My blog search engine used to treat every word independently in evaluating a query. For example, results for “homebrew website club” were calculated by finding documents that contained all those words. The words did not necessarily have to be in sequence.

For many queries, documents that were relevant bubbled up to the top of search results using TF/IDF. This is because more relevant documents would accure higher scores for containing all three words.

Then, I started to think: how could I promote documents that contain words that appear together? My use case was proper nouns like “Homebrew Website Club” (an event) and “Dancing With Our Hands Tied” (a song). I wanted documents that contained the exact phrase to be ranked higher, rather than treating each word individually.

In thinking about this ranking change, I also realised ranking documents higher if they contained an exact phrase from a search term would assist with retrieving documents by title. This is a use case I have for my search engine, where I often remember a phrase from a recent blog post and I want to be able to find it with that phrase easily.

The outcome I wanted was:

1. A user types in a search query;
2. Documents that contain the words in the query are retrieved;
3. Documents are ranked according to a text ranking metric (i.e. TF/IDF);
4. Documents are boosted if they contain an exact sequence of words from the query.

Thus, “homebrew website club” should promote documents that contain that exact phrase over documents that contain all three of those words but in different places.

I wanted an efficient solution that wouldn’t take too long to compute over lots of documents. That’s when I decided to use sets.

I came up with the following algorithm:

1. Create a dictionary that maps each word in a document to its word position in the document;
2. Declare a set called words that contains the position of all occurences of the first word in a phrase (i.e. “Homebrew”);
3. For each word in a term (i.e. “Homebrew”, “Website”, “Club”), find all term positions. Subtract i from each term position, where i is the position of the word in the term (i.e. “Homebrew” = position - 0, “Website” = position - 1). Store these positions in a set called positions_for_word. Calculate the intersection of words and positions_for_word, and set the value of words to the new, intersected set.
4. After evaluating all terms, return True if the length of the words is greater than 0; otherwise, return False.

My code is as follows:

from collections import defaultdict

text = "Homebrew Website Club is a weekly meetup of people interested in personal websites."

def check_for_collocation(text, term):
    word2pos = defaultdict(list)

    for i, word in enumerate(text.split()):
        word2pos[word].append(i)

    term_parts = term.split()
    words = set(word2pos[term_parts[0]])

    for i, t in enumerate(term_parts):
        term_positions = set([pos - i for pos in word2pos[t]])
        words = words.intersection(term_positions)

    if first_term_position:
        return True

    return False

print(check_for_collocation(text, "Website Club is"))

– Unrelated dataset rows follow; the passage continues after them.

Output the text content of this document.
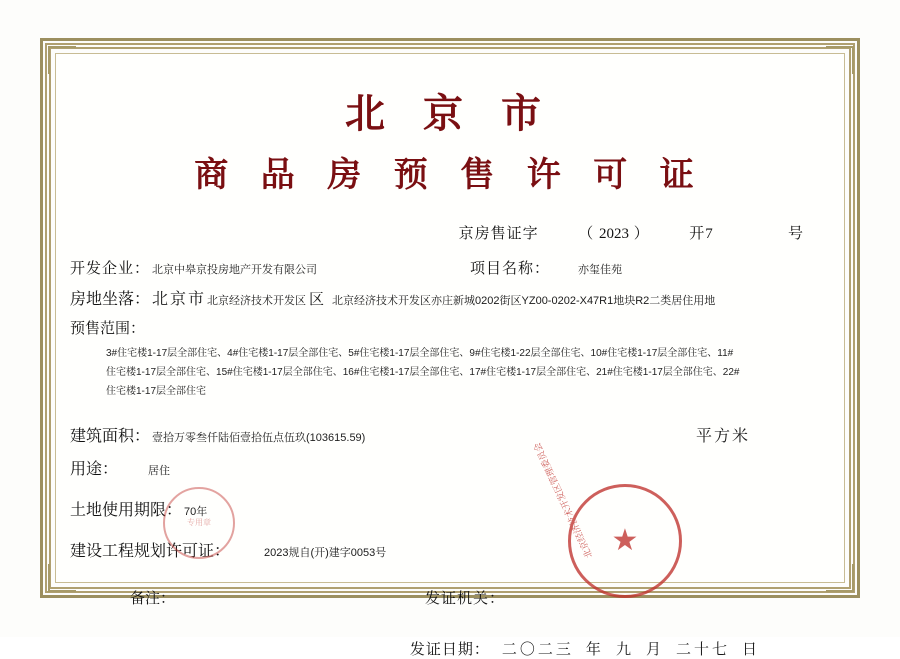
北 京 市
商 品 房 预 售 许 可 证
京房售证字	（ 2023 ）	开7	号
开发企业： 北京中皋京投房地产开发有限公司	项目名称：	亦玺佳苑
房地坐落： 北京市 北京经济技术开发区 区 北京经济技术开发区亦庄新城0202街区YZ00-0202-X47R1地块R2二类居住用地
预售范围：
3#住宅楼1-17层全部住宅、4#住宅楼1-17层全部住宅、5#住宅楼1-17层全部住宅、9#住宅楼1-22层全部住宅、10#住宅楼1-17层全部住宅、11#
住宅楼1-17层全部住宅、15#住宅楼1-17层全部住宅、16#住宅楼1-17层全部住宅、17#住宅楼1-17层全部住宅、21#住宅楼1-17层全部住宅、22#
住宅楼1-17层全部住宅
建筑面积： 壹拾万零叁仟陆佰壹拾伍点伍玖(103615.59)	平方米
用途：	居住
土地使用期限： 70年
建设工程规划许可证：	2023规自(开)建字0053号
备注：	发证机关：
发证日期： 二〇二三 年 九 月 二十七 日
北京经济技术开发区管理委员会 ★
专用章
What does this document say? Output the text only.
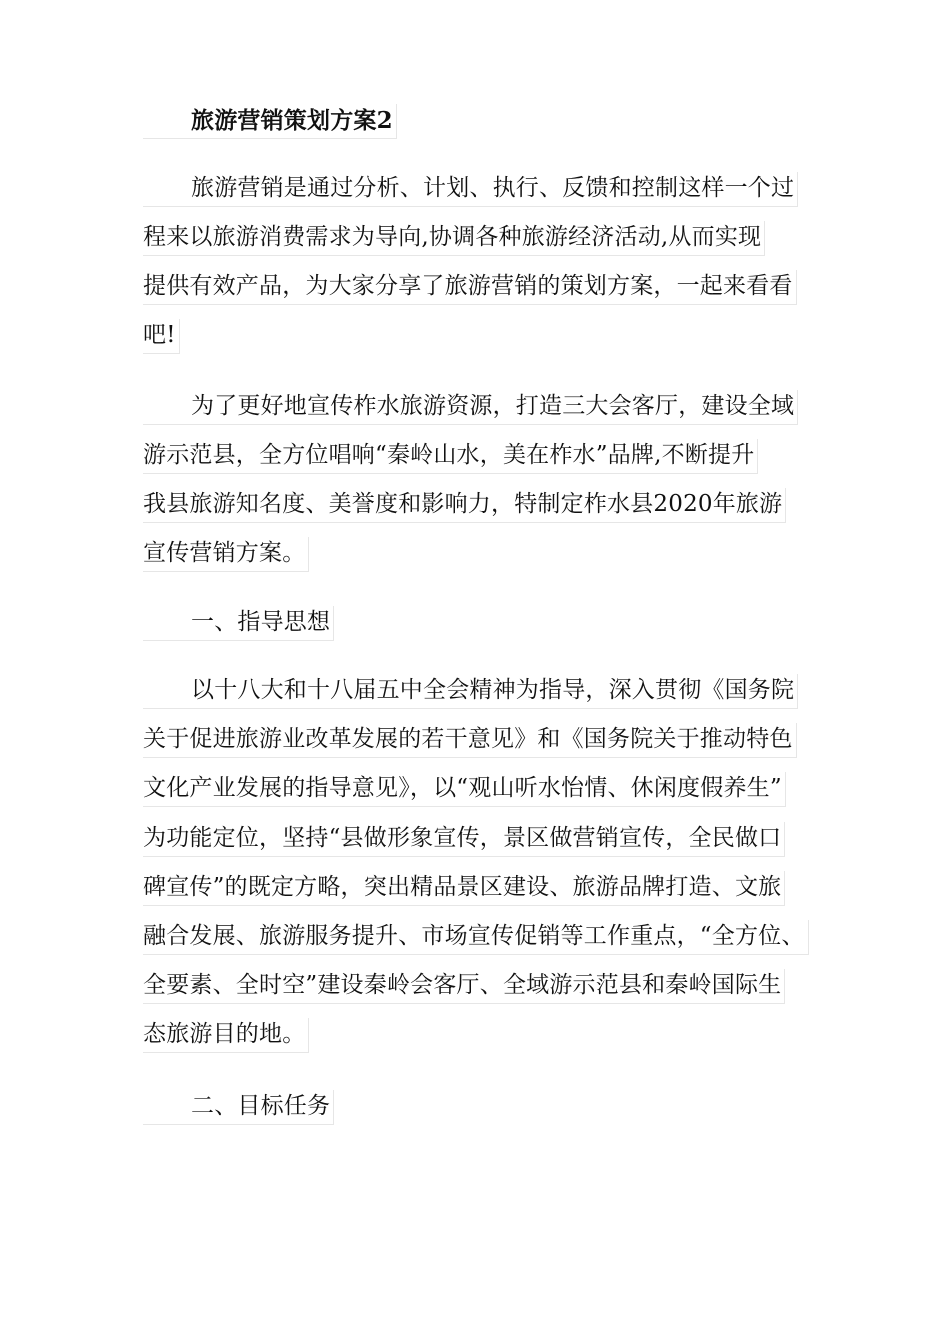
旅游营销策划方案2
旅游营销是通过分析、计划、执行、反馈和控制这样一个过
程来以旅游消费需求为导向,协调各种旅游经济活动,从而实现
提供有效产品，为大家分享了旅游营销的策划方案，一起来看看
吧!
为了更好地宣传柞水旅游资源，打造三大会客厅，建设全域
游示范县，全方位唱响“秦岭山水，美在柞水”品牌,不断提升
我县旅游知名度、美誉度和影响力，特制定柞水县2020年旅游
宣传营销方案。
一、指导思想
以十八大和十八届五中全会精神为指导，深入贯彻《国务院
关于促进旅游业改革发展的若干意见》和《国务院关于推动特色
文化产业发展的指导意见》，以“观山听水怡情、休闲度假养生”
为功能定位，坚持“县做形象宣传，景区做营销宣传，全民做口
碑宣传”的既定方略，突出精品景区建设、旅游品牌打造、文旅
融合发展、旅游服务提升、市场宣传促销等工作重点，“全方位、
全要素、全时空”建设秦岭会客厅、全域游示范县和秦岭国际生
态旅游目的地。
二、目标任务
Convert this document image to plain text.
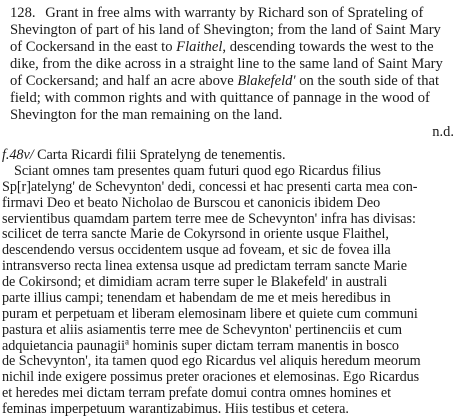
128. Grant in free alms with warranty by Richard son of Sprateling of
Shevington of part of his land of Shevington; from the land of Saint Mary
of Cockersand in the east to Flaithel, descending towards the west to the
dike, from the dike across in a straight line to the same land of Saint Mary
of Cockersand; and half an acre above Blakefeld' on the south side of that
field; with common rights and with quittance of pannage in the wood of
Shevington for the man remaining on the land.
n.d.
f.48v/ Carta Ricardi filii Spratelyng de tenementis.
Sciant omnes tam presentes quam futuri quod ego Ricardus filius
Sp[r]atelyng' de Schevynton' dedi, concessi et hac presenti carta mea con-
firmavi Deo et beato Nicholao de Burscou et canonicis ibidem Deo
servientibus quamdam partem terre mee de Schevynton' infra has divisas:
scilicet de terra sancte Marie de Cokyrsond in oriente usque Flaithel,
descendendo versus occidentem usque ad foveam, et sic de fovea illa
intransverso recta linea extensa usque ad predictam terram sancte Marie
de Cokirsond; et dimidiam acram terre super le Blakefeld' in australi
parte illius campi; tenendam et habendam de me et meis heredibus in
puram et perpetuam et liberam elemosinam libere et quiete cum communi
pastura et aliis asiamentis terre mee de Schevynton' pertinenciis et cum
adquietancia paunagii$^a$ hominis super dictam terram manentis in bosco
de Schevynton', ita tamen quod ego Ricardus vel aliquis heredum meorum
nichil inde exigere possimus preter oraciones et elemosinas. Ego Ricardus
et heredes mei dictam terram prefate domui contra omnes homines et
feminas imperpetuum warantizabimus. Hiis testibus et cetera.
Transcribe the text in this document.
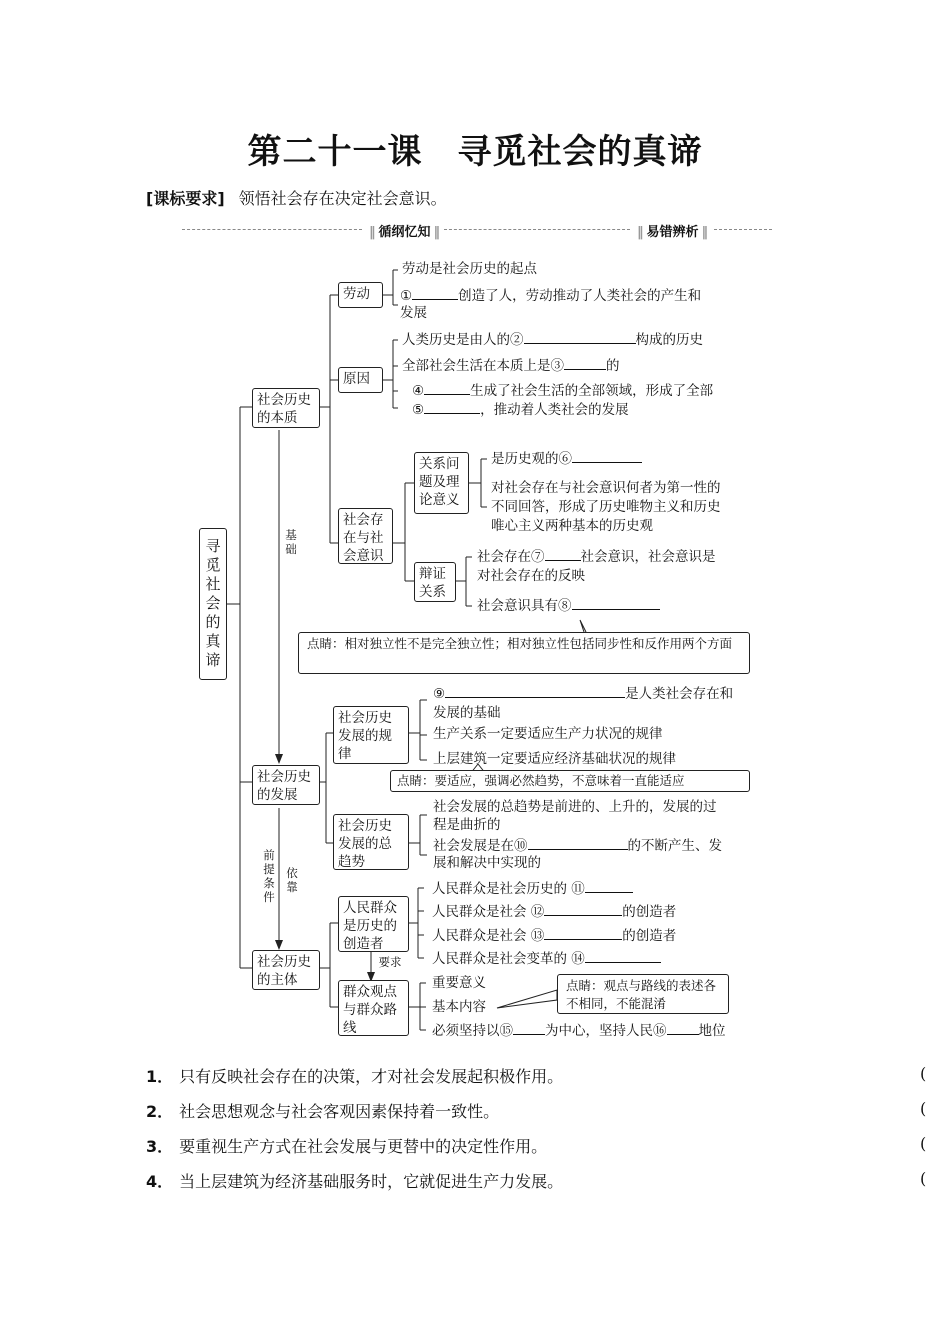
第二十一课　寻觅社会的真谛
[课标要求] 领悟社会存在决定社会意识。
‖ 循纲忆知 ‖
‖	易错辨析 ‖
寻觅社会的真谛
社会历史的本质
劳动
劳动是社会历史的起点
①	创造了人，劳动推动了人类社会的产生和
发展
原因
人类历史是由人的②	构成的历史
全部社会生活在本质上是③	的
④	生成了社会生活的全部领域，形成了全部
⑤	，推动着人类社会的发展
社会存在与社会意识
关系问题及理论意义
是历史观的⑥
对社会存在与社会意识何者为第一性的
不同回答，形成了历史唯物主义和历史
唯心主义两种基本的历史观
辩证关系
社会存在⑦	社会意识，社会意识是
对社会存在的反映
社会意识具有⑧
点睛：相对独立性不是完全独立性；相对独立性包括同步性和反作用两个方面
基础
社会历史的发展
社会历史发展的规律
⑨	是人类社会存在和
发展的基础
生产关系一定要适应生产力状况的规律
上层建筑一定要适应经济基础状况的规律
点睛：要适应，强调必然趋势，不意味着一直能适应
社会历史发展的总趋势
社会发展的总趋势是前进的、上升的，发展的过
程是曲折的
社会发展是在⑩	的不断产生、发
展和解决中实现的
前提条件
依靠
社会历史的主体
人民群众是历史的创造者
人民群众是社会历史的 ⑪
人民群众是社会 ⑫	的创造者
人民群众是社会 ⑬	的创造者
人民群众是社会变革的 ⑭
要求
群众观点与群众路线
重要意义
基本内容
必须坚持以⑮ 为中心，坚持人民⑯ 地位
点睛：观点与路线的表述各不相同，不能混淆
1． 只有反映社会存在的决策，才对社会发展起积极作用。	(
2． 社会思想观念与社会客观因素保持着一致性。	(
3． 要重视生产方式在社会发展与更替中的决定性作用。	(
4． 当上层建筑为经济基础服务时，它就促进生产力发展。	(
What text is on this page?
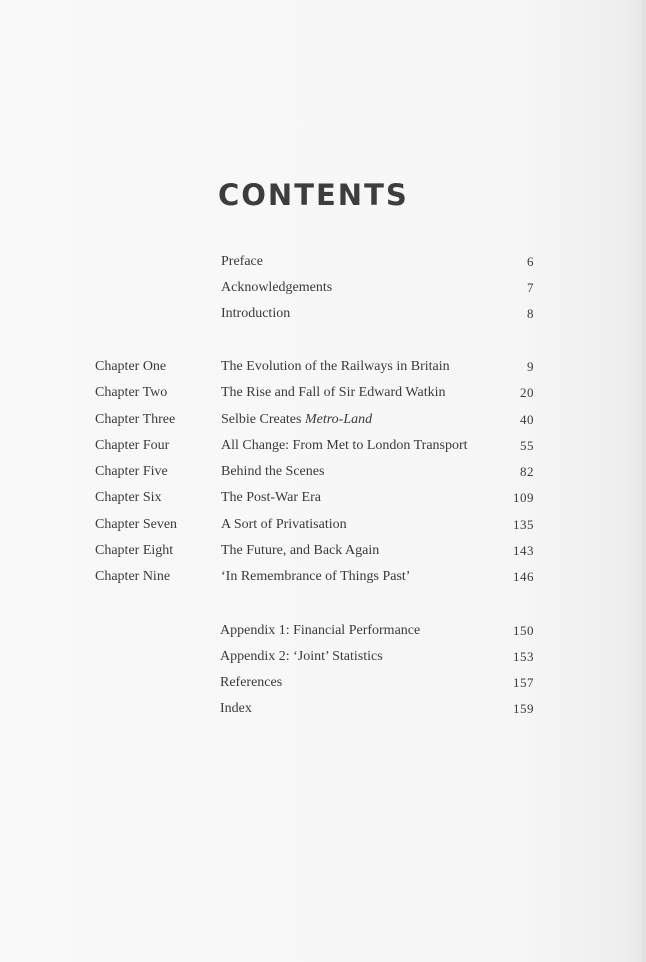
CONTENTS
Preface	6
Acknowledgements	7
Introduction	8
Chapter One	The Evolution of the Railways in Britain	9
Chapter Two	The Rise and Fall of Sir Edward Watkin	20
Chapter Three	Selbie Creates Metro-Land	40
Chapter Four	All Change: From Met to London Transport	55
Chapter Five	Behind the Scenes	82
Chapter Six	The Post-War Era	109
Chapter Seven	A Sort of Privatisation	135
Chapter Eight	The Future, and Back Again	143
Chapter Nine	‘In Remembrance of Things Past’	146
Appendix 1: Financial Performance	150
Appendix 2: ‘Joint’ Statistics	153
References	157
Index	159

Instead of iterating over each word and comparing if the next word is equal to a specific word in a phrase, I decided to use sets.

Let’s work through the above code with an example.

Suppose we have the text in the code snippet above, and the term Website Club is that we want to check is in the document. First, we calculate a dictionary of words mapped to positions, like:

{
	"Homebrew": [0],
	"Website": [1],
	"Club": [2],
	"is": [3],
	"a": [4],
	...
}

words is initially the value of the first word, which in the above case is [0]. In the for i, t in enumerate(term_parts): for loop, we iterate over each term (Website, Club, is), and keep a variable i that tracks the position we are at in the terms.

We iterate over each term. For ecah term, we get the positions of the term in the document. Then, we substract i from each position.

For the term Website, term_positions becomes:

This is because the position of Website is 1.

We intersect this with the starting set, which contains {1} because we initialized it with the first word values. This is important because you cannot calculate the intersection of an empty set.

For the term Club, term_positions becomes:

Wait, [1] again? How does that work? This is why we subtract i from each position. Because Club is one word away from Website, the position in the document subtracted by the position in the phrase for which we are looking will be 1.

The intersection of 1 and 1 is 1.

For the term is, term_positions becomes [1], because it follows Club.

The intersection of all values is the list [1]. Because the list contains an item, it means our whole phrase had been found.

If we were searching for Website Club cookie, the term_positions for cookie is an empty list. The empty set intersected with {1} is an empty set. An empty set means the phrase is not in our document.

This algorithm works no matter where a document is. You can also use it to count how many occurences there are of a phrase, and keep track of the start of each occurence.

In this case, {1} tells us that the phrase Website Club is starts at the 1 index in the list of words in text. If Website Club is was also in the 50th position, our set would be {1, 50}, each item denoting the start of the exact phrase Website Club is.

With this computation, my site search can efficiently find documents that contain an exact phrase without having to do a string search. Documents that contain an exact phrase can then be promoted in search results.